Fannie leaned forward and met him with a kiss. “Jah.”
~*~
Colleen sat with Suzy in the back room of the yarn shop, taking their ten o’clock Jane Austen Tea. “I’ll take Earl Grey,” she said, with her tea cup held up, her pinky finger extended in royal elegance.
Suzy bowed and
poured tea into her cup. “That’s what I brewed, me lady, since it’s your favorite. And I bought some shortbread cookies, too.”
Colleen squealed with delight. “I love shortbread.”
“I know. You ate half the box last week.” Suzy winked. “But that’s what our little breaks are for. Eat up.” She placed the plate of cookies on the table. “So, are you ready for circle today? Have you finished that boring book, Emma?”

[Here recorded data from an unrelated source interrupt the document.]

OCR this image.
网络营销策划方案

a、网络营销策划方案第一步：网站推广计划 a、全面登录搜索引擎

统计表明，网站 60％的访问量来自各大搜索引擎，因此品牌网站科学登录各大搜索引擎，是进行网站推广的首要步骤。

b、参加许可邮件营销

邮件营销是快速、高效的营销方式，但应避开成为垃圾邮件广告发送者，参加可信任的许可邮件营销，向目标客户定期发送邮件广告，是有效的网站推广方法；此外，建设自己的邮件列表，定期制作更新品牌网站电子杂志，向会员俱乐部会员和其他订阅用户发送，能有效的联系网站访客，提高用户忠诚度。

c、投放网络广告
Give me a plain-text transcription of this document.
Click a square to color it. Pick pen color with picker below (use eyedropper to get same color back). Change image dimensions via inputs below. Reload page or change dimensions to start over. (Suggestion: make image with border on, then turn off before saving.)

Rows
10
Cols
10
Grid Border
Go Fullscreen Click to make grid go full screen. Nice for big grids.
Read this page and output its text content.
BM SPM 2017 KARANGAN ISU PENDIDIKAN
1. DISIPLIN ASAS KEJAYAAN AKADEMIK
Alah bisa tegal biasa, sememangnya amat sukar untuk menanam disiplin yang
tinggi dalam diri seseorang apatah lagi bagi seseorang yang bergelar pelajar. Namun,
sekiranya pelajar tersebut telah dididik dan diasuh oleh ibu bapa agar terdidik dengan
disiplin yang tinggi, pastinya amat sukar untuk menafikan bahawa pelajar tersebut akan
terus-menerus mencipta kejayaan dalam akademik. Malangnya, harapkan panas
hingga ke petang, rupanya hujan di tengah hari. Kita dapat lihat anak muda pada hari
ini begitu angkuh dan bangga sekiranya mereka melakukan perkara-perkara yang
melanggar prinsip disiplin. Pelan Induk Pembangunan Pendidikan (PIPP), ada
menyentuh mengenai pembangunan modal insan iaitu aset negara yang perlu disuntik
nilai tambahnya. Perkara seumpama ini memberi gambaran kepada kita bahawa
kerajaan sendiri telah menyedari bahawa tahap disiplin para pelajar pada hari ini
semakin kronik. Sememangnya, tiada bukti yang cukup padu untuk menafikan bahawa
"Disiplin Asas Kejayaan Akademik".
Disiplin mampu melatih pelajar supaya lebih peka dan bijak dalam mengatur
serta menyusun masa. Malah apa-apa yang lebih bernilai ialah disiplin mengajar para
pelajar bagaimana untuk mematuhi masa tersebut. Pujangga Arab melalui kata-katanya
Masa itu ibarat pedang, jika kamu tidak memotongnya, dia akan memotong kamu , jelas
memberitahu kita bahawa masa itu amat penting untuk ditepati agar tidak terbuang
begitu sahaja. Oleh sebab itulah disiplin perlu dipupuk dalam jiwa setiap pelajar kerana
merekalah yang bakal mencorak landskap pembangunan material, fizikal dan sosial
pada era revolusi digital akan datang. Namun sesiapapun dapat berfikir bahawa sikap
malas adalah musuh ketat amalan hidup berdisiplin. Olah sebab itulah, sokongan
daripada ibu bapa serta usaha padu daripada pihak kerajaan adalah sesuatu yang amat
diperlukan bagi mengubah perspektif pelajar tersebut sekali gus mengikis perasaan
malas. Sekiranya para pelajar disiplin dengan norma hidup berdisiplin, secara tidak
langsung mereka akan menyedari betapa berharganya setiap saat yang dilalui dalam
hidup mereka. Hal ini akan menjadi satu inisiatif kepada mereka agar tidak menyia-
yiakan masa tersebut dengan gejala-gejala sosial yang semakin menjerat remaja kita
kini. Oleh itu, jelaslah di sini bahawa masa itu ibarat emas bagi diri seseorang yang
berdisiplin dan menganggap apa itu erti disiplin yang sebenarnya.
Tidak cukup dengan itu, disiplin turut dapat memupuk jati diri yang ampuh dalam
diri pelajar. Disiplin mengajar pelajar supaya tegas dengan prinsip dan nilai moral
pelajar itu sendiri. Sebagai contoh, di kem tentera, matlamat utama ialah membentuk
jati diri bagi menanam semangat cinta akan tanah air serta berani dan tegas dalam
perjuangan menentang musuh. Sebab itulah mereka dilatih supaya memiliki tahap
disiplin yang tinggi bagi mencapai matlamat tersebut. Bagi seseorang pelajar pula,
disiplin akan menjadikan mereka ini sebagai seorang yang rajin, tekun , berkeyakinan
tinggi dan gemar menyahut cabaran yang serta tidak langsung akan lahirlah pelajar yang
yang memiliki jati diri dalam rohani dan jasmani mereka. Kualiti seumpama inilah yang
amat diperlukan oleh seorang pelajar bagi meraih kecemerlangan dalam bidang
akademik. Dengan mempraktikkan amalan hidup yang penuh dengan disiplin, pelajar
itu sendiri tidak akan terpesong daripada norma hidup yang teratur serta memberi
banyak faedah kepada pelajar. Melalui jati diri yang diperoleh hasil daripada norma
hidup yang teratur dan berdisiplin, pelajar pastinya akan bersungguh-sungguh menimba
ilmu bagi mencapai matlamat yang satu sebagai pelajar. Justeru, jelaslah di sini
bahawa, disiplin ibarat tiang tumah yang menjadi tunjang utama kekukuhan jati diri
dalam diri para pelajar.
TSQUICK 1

“Boring? Are you serious?”
“Well, it wasn’t about much. All they did was write letters, visit each other, hope to have balls. I liked Pride and Prejudice more.”
“Well, I loved Emma. I think you’re joking again.”
“No, Janice said the same thing. The girls at Forget-Me-Not didn’t get as much out of it as the Anne of Green Gables series.”
Colleen put a cube of sugar in her tea. “I’m surprised. Emma is young, my age, and it shows her growing up…”
“But she was filthy rich, and married a rich man. So, many of us can’t relate to all her sorrows.”
“Well, Emma was lonely, remember? She had to learn how to reach out, like I did. The day I went to the Baptist mission in Pittsburgh is a day I can say I grew up, realizing I couldn’t make it on my own.”
Suzy sipped her tea. “I didn’t see that in Emma. Good point.”
“It also showed the social class thing, how Emma didn’t want her friend to marry a farmer. I’m glad we don’t have all those rules today, too.”
“Wow, you’re deep. Didn’t see that either.”
“But the thing that made me relieved that I live today, is that back in Jane’s time, I’d be a fallen woman, since I had Aurora out of wedlock. Remember how Mr. Knightley was suspicious about Harriet’s mother? Harriet was judged, and Aurora would be judged today.” Colleen bit into a cookie. “Maybe some do and don’t say anything…”
“Sweetie, no one says anything but praise about you. What else did you get out of that book?”
“Mr. Elton was a minister, and a real jerk. I think Jane had an ax to grind with ministers because she made Mr. Collins a fool in Pride and Prejudice, too.”